My first day back seeing clients after the election that made Trump president was a memorable one. Although politics have never been discussed in sessions before, each client I saw that day separately brought up their nervousness about what the future will hold with our new president. It quickly became apparent to me how the stress of knowing the results of the election has affected each person’s eating disorder recovery negatively.
To give some background – I work with people on recovery from eating disorders, whether it is under-eating, over-eating, purging, or emotional turmoil with food. I see these clients week after week, and have watched many of them make great progress in separating their feelings from food, and create healthier lifestyles for themselves.
After the election
However, this day everyone I spoke with had experienced a major backslide in progress over the previous few days since the election. Clients who had been on the upswing of recovering from restrictive eating were now so stressed they couldn’t eat. Other clients who had been getting through days and weeks of not binging and purging, found themselves falling back to old habits. When they told me why they were stressed, each looked at me with that fear that I might not think the same way they do. (I try to keep my personal opinions out of sessions as much as possible).

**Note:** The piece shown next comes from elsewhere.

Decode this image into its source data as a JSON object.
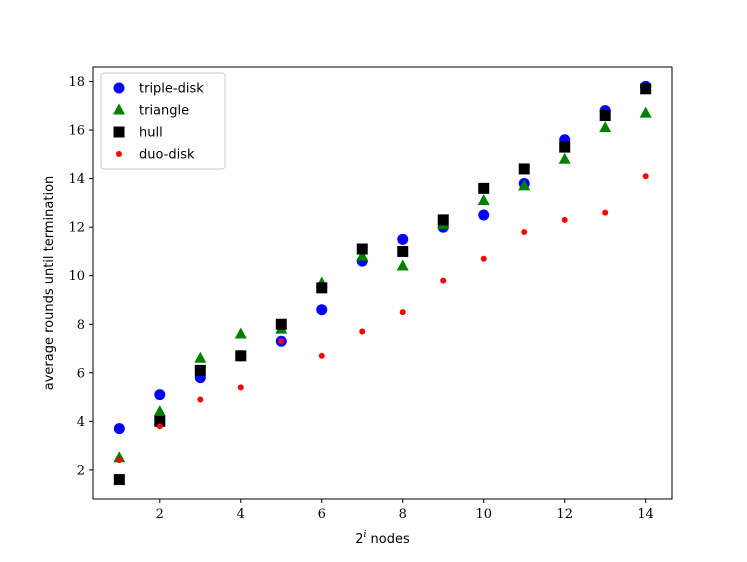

Now, I don’t want to write a big political piece (mainly because I don’t like to talk politics). But it is fair to know how the future of our nation has affected people in more ways than you will hear about in open conversation. These strong females I know, who had come so far against amazing hurdles, were sent cowering thinking of the fate of our rights as women and humans. Which is looming in the upcoming years. It is well documented that any stressful situation can trigger poor coping mechanisms (disordered eating, alcoholism, or other) to resurface. Even after lots of work to undo them. Mental health is in a state of turbulence in this transition. My hope is that we, the American people, can support each other and not judge what another person may be struggling with that you cannot see.
Mental health is in a state of turbulence in this transition; and my hope is that we, the American people, can support each other and not judge what another person may be struggling with that you cannot see.